A perennial candidate has filed a lawsuit asking that candidates in Senate District 1 be listed in random order on the September primary ballot.
Attorney Mike Schaefer, one of five Democrats running for the seat, filed the lawsuit in District Court on Thursday. He argues that the first and last candidates listed on a ballot have an unfair advantage over candidates lumped in the middle.
Clark County Registrar Larry Lomax should hold some sort of lottery to determine the order in which candidates will appear on the Sept. 7 primary ballot and the Nov. 2 general election ballot, Schaefer's lawsuit says.

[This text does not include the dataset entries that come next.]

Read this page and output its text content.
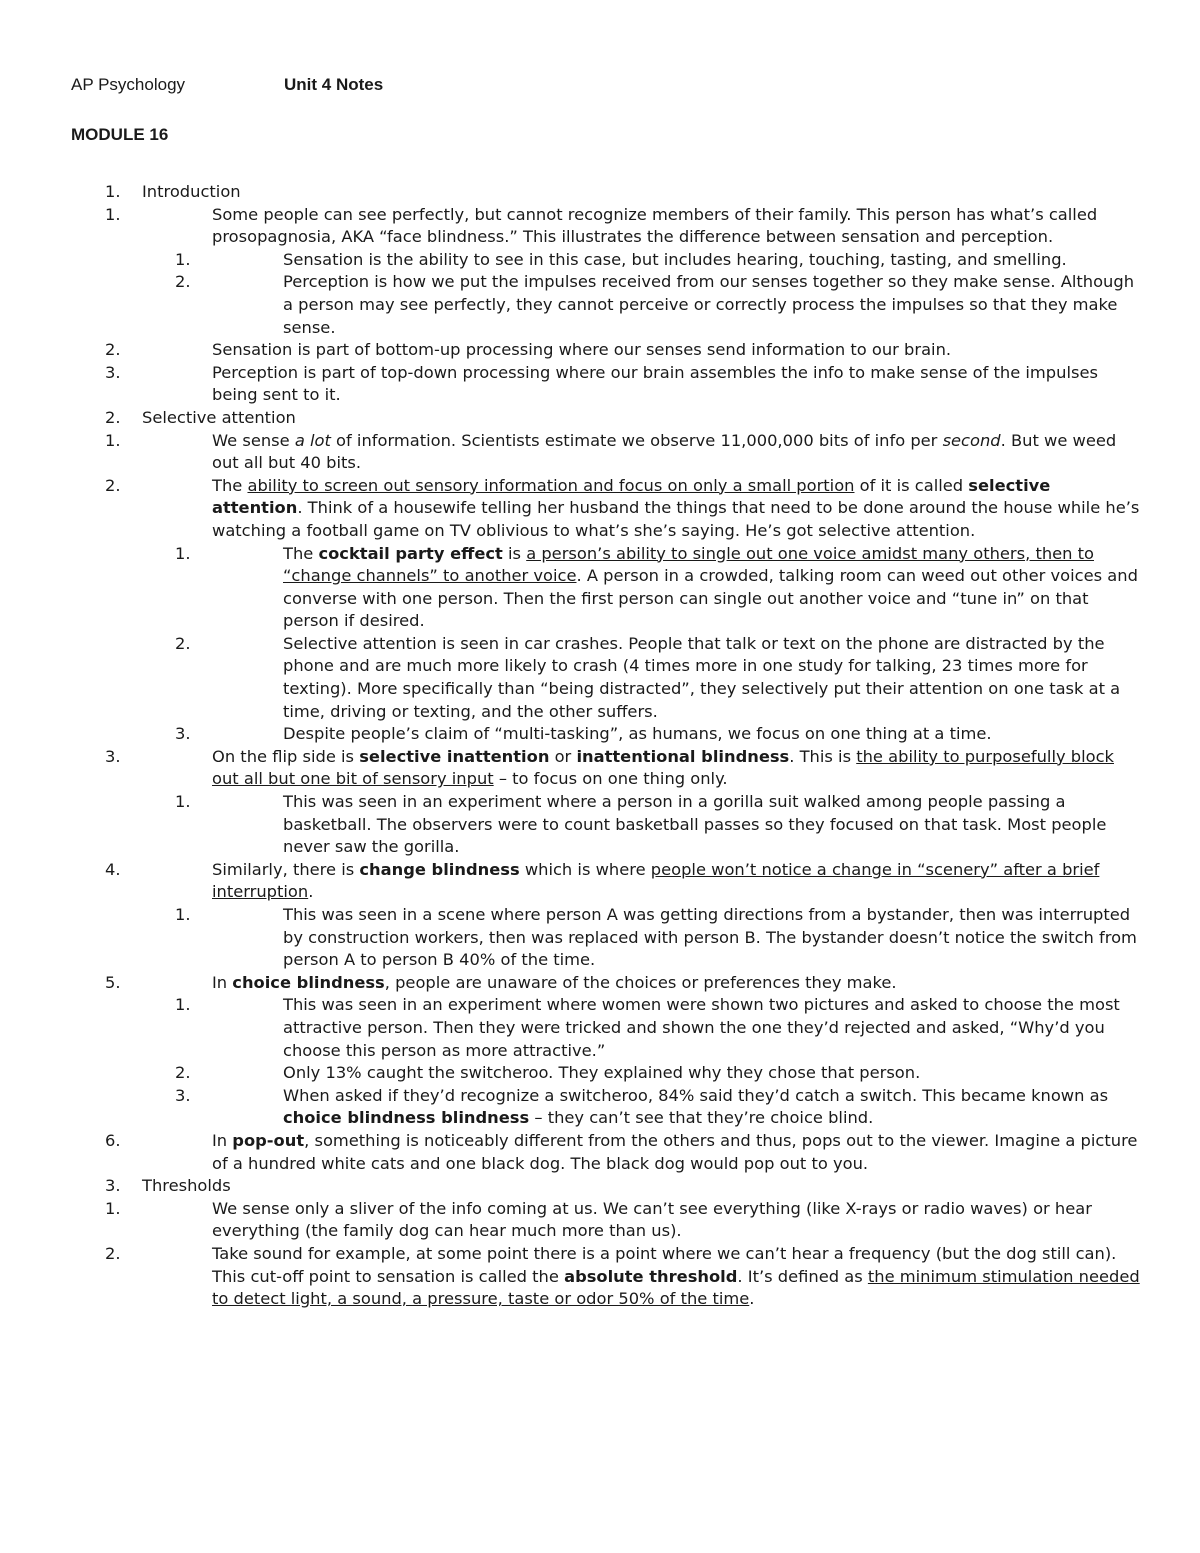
AP Psychology	Unit 4 Notes
MODULE 16
1. Introduction
1.	Some people can see perfectly, but cannot recognize members of their family. This person has what’s called prosopagnosia, AKA “face blindness.” This illustrates the difference between sensation and perception.
1.	Sensation is the ability to see in this case, but includes hearing, touching, tasting, and smelling.
2.	Perception is how we put the impulses received from our senses together so they make sense. Although a person may see perfectly, they cannot perceive or correctly process the impulses so that they make sense.
2.	Sensation is part of bottom-up processing where our senses send information to our brain.
3.	Perception is part of top-down processing where our brain assembles the info to make sense of the impulses being sent to it.
2. Selective attention
1.	We sense a lot of information. Scientists estimate we observe 11,000,000 bits of info per second. But we weed out all but 40 bits.
2.	The ability to screen out sensory information and focus on only a small portion of it is called selective attention. Think of a housewife telling her husband the things that need to be done around the house while he’s watching a football game on TV oblivious to what’s she’s saying. He’s got selective attention.
1.	The cocktail party effect is a person’s ability to single out one voice amidst many others, then to “change channels” to another voice. A person in a crowded, talking room can weed out other voices and converse with one person. Then the first person can single out another voice and “tune in” on that person if desired.
2.	Selective attention is seen in car crashes. People that talk or text on the phone are distracted by the phone and are much more likely to crash (4 times more in one study for talking, 23 times more for texting). More specifically than “being distracted”, they selectively put their attention on one task at a time, driving or texting, and the other suffers.
3.	Despite people’s claim of “multi-tasking”, as humans, we focus on one thing at a time.
3.	On the flip side is selective inattention or inattentional blindness. This is the ability to purposefully block out all but one bit of sensory input – to focus on one thing only.
1.	This was seen in an experiment where a person in a gorilla suit walked among people passing a basketball. The observers were to count basketball passes so they focused on that task. Most people never saw the gorilla.
4.	Similarly, there is change blindness which is where people won’t notice a change in “scenery” after a brief interruption.
1.	This was seen in a scene where person A was getting directions from a bystander, then was interrupted by construction workers, then was replaced with person B. The bystander doesn’t notice the switch from person A to person B 40% of the time.
5.	In choice blindness, people are unaware of the choices or preferences they make.
1.	This was seen in an experiment where women were shown two pictures and asked to choose the most attractive person. Then they were tricked and shown the one they’d rejected and asked, “Why’d you choose this person as more attractive.”
2.	Only 13% caught the switcheroo. They explained why they chose that person.
3.	When asked if they’d recognize a switcheroo, 84% said they’d catch a switch. This became known as choice blindness blindness – they can’t see that they’re choice blind.
6.	In pop-out, something is noticeably different from the others and thus, pops out to the viewer. Imagine a picture of a hundred white cats and one black dog. The black dog would pop out to you.
3. Thresholds
1.	We sense only a sliver of the info coming at us. We can’t see everything (like X-rays or radio waves) or hear everything (the family dog can hear much more than us).
2.	Take sound for example, at some point there is a point where we can’t hear a frequency (but the dog still can). This cut-off point to sensation is called the absolute threshold. It’s defined as the minimum stimulation needed to detect light, a sound, a pressure, taste or odor 50% of the time.
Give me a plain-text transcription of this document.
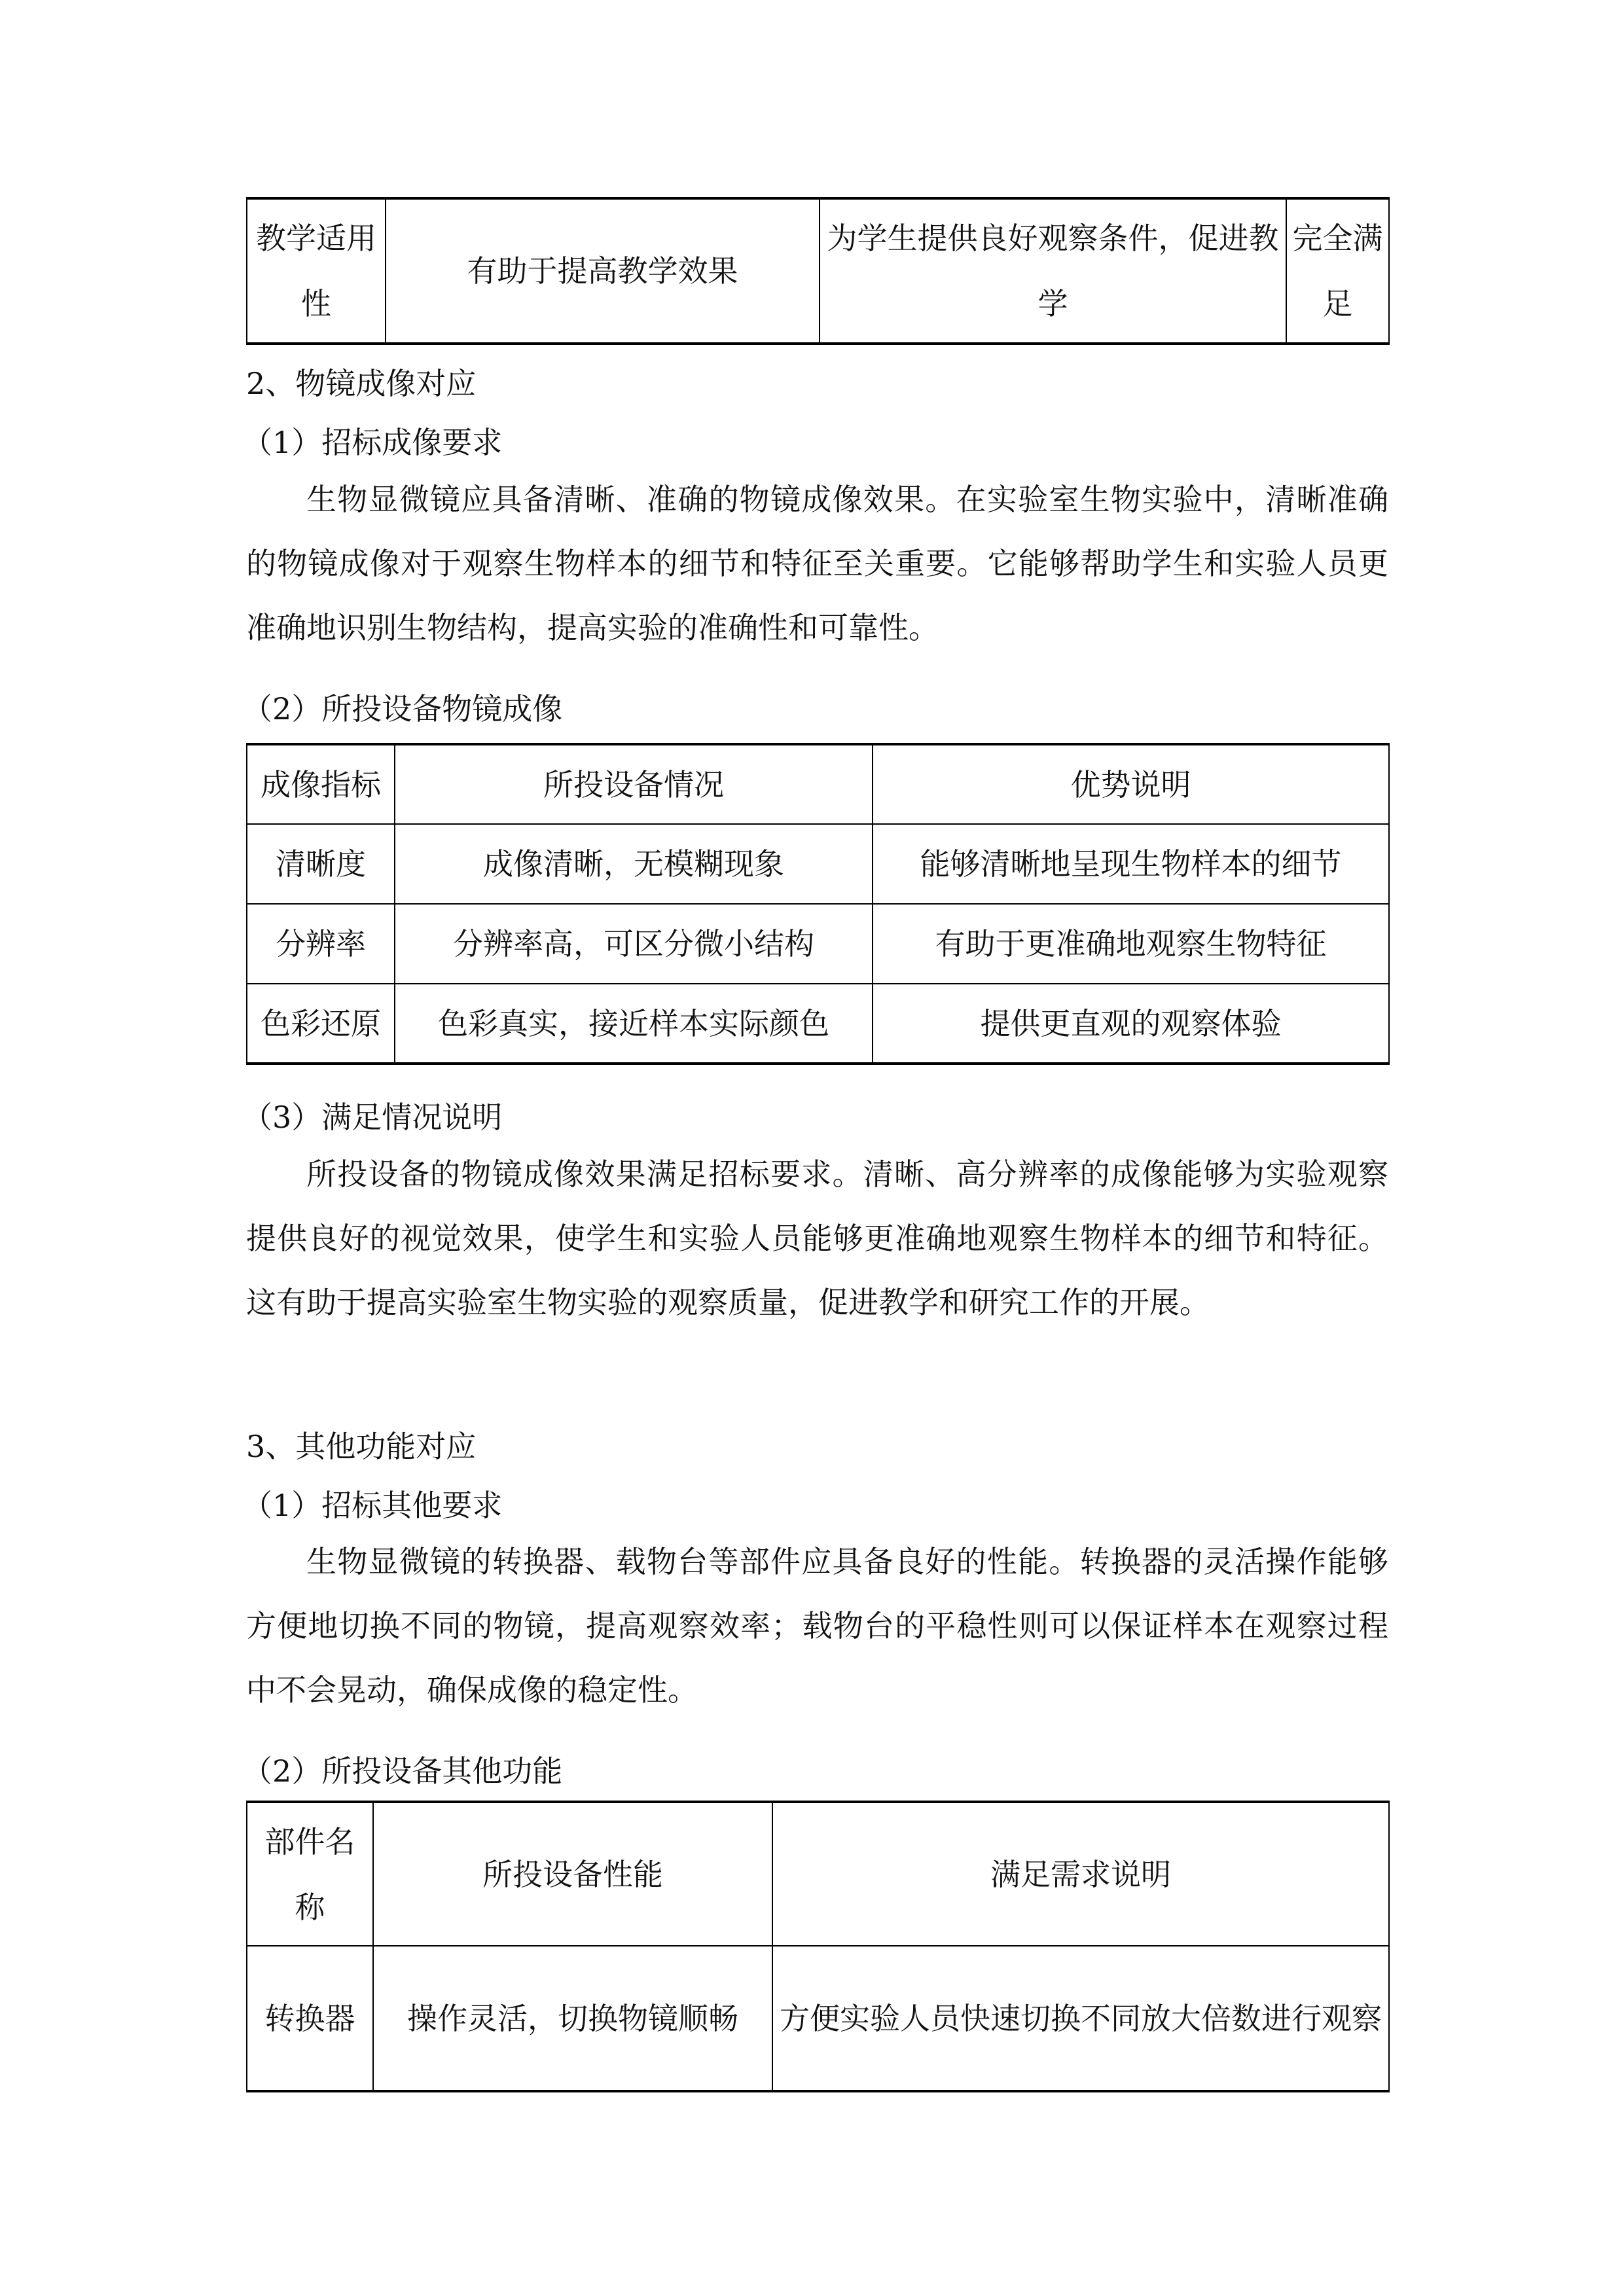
教学适用性	有助于提高教学效果	为学生提供良好观察条件，促进教学	完全满足
2、物镜成像对应
（1）招标成像要求
生物显微镜应具备清晰、准确的物镜成像效果。在实验室生物实验中，清晰准确的物镜成像对于观察生物样本的细节和特征至关重要。它能够帮助学生和实验人员更准确地识别生物结构，提高实验的准确性和可靠性。
（2）所投设备物镜成像
成像指标	所投设备情况	优势说明
清晰度	成像清晰，无模糊现象	能够清晰地呈现生物样本的细节
分辨率	分辨率高，可区分微小结构	有助于更准确地观察生物特征
色彩还原	色彩真实，接近样本实际颜色	提供更直观的观察体验
（3）满足情况说明
所投设备的物镜成像效果满足招标要求。清晰、高分辨率的成像能够为实验观察提供良好的视觉效果，使学生和实验人员能够更准确地观察生物样本的细节和特征。这有助于提高实验室生物实验的观察质量，促进教学和研究工作的开展。
3、其他功能对应
（1）招标其他要求
生物显微镜的转换器、载物台等部件应具备良好的性能。转换器的灵活操作能够方便地切换不同的物镜，提高观察效率；载物台的平稳性则可以保证样本在观察过程中不会晃动，确保成像的稳定性。
（2）所投设备其他功能
部件名称	所投设备性能	满足需求说明
转换器	操作灵活，切换物镜顺畅	方便实验人员快速切换不同放大倍数进行观察
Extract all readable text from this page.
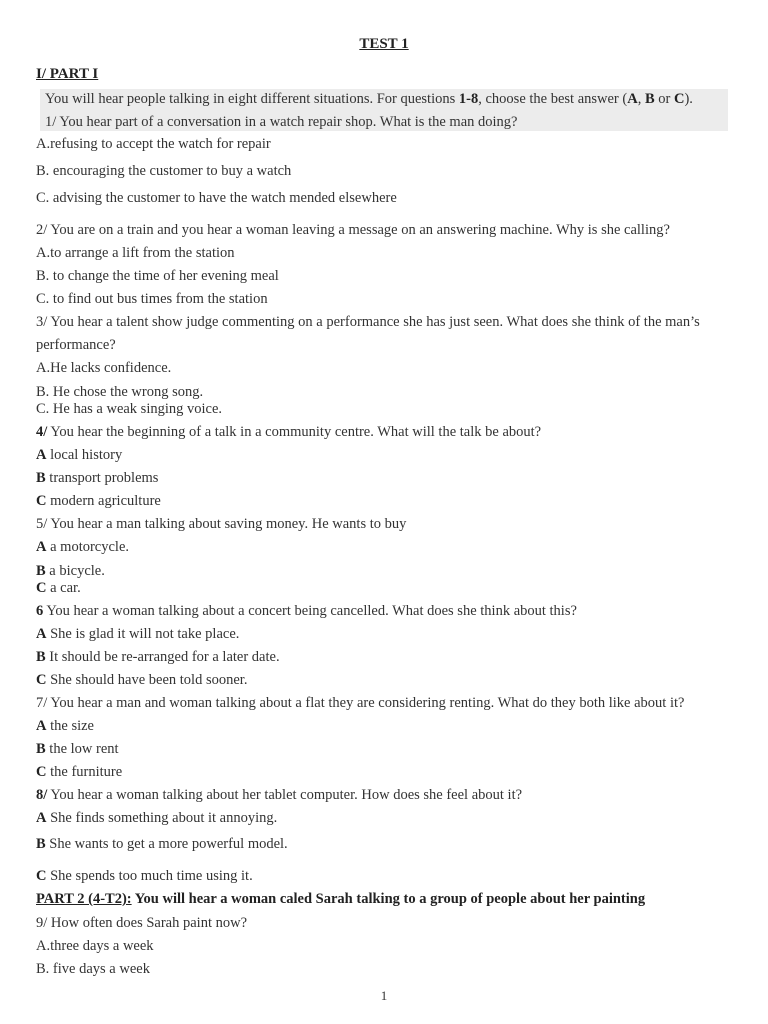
TEST 1
I/ PART I
You will hear people talking in eight different situations. For questions 1-8, choose the best answer (A, B or C).
1/ You hear part of a conversation in a watch repair shop. What is the man doing?
A.refusing to accept the watch for repair
B. encouraging the customer to buy a watch
C. advising the customer to have the watch mended elsewhere
2/ You are on a train and you hear a woman leaving a message on an answering machine. Why is she calling?
A.to arrange a lift from the station
B. to change the time of her evening meal
C. to find out bus times from the station
3/ You hear a talent show judge commenting on a performance she has just seen. What does she think of the man’s
performance?
A.He lacks confidence.
B. He chose the wrong song.
C. He has a weak singing voice.
4/ You hear the beginning of a talk in a community centre. What will the talk be about?
A local history
B transport problems
C modern agriculture
5/ You hear a man talking about saving money. He wants to buy
A a motorcycle.
B a bicycle.
C a car.
6 You hear a woman talking about a concert being cancelled. What does she think about this?
A She is glad it will not take place.
B It should be re-arranged for a later date.
C She should have been told sooner.
7/ You hear a man and woman talking about a flat they are considering renting. What do they both like about it?
A the size
B the low rent
C the furniture
8/ You hear a woman talking about her tablet computer. How does she feel about it?
A She finds something about it annoying.
B She wants to get a more powerful model.
C She spends too much time using it.
PART 2 (4-T2): You will hear a woman caled Sarah talking to a group of people about her painting
9/ How often does Sarah paint now?
A.three days a week
B. five days a week
1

Schaefer, whose name would be listed fourth out of five candidates on the Democratic ballot, said he realizes that he still could end up listed in the middle, but he said he'd rather take his chances on his luck than on his birth name.
"Of course somebody's going to be first, somebody's going to be last," he said. "But the important thing is everyone gets the chance to be first."
A hearing on the matter is scheduled for May 27.
Schaefer said he filed a similar lawsuit in California in the late 1960s to win the right for a lottery that would determine the order of candidates' names on a San Diego ballot.
A judge ordered that names be listed randomly in the case, and in 1975 the state enacted reforms to list candidates randomly and then rotate the order of names by Assembly district, so that each candidate can be listed first in some districts.
Studies show that candidates listed first on a ballot automatically have at least a 5 percent advantage in an election, Schaefer said. The next-best place to be on the ballot is the final name listed, he said.
Schaefer filed two challenges in the 1990s to Nevada's system of listing candidates, one in state court and one in federal court, when he was running for Las Vegas City Council and for justice of the Peace. He lost both, but said he has new witnesses and arguments.
Democrat John Lee, whose name would appear third on a Democratic ballot, said he has been on both ends of an "alphabetical advantage" in previous races.
"I've not seen it to make a practical difference in any of my races personally," he said.
Lomax this morning said that listing candidates randomly can confuse voters. And while Schaefer argues in his suit that less than one-third of states list candidates alphabetically, Lomax pointed out that many states, such as Arizona and Texas, list the candidate who got the most votes first, giving them an even bigger advantage.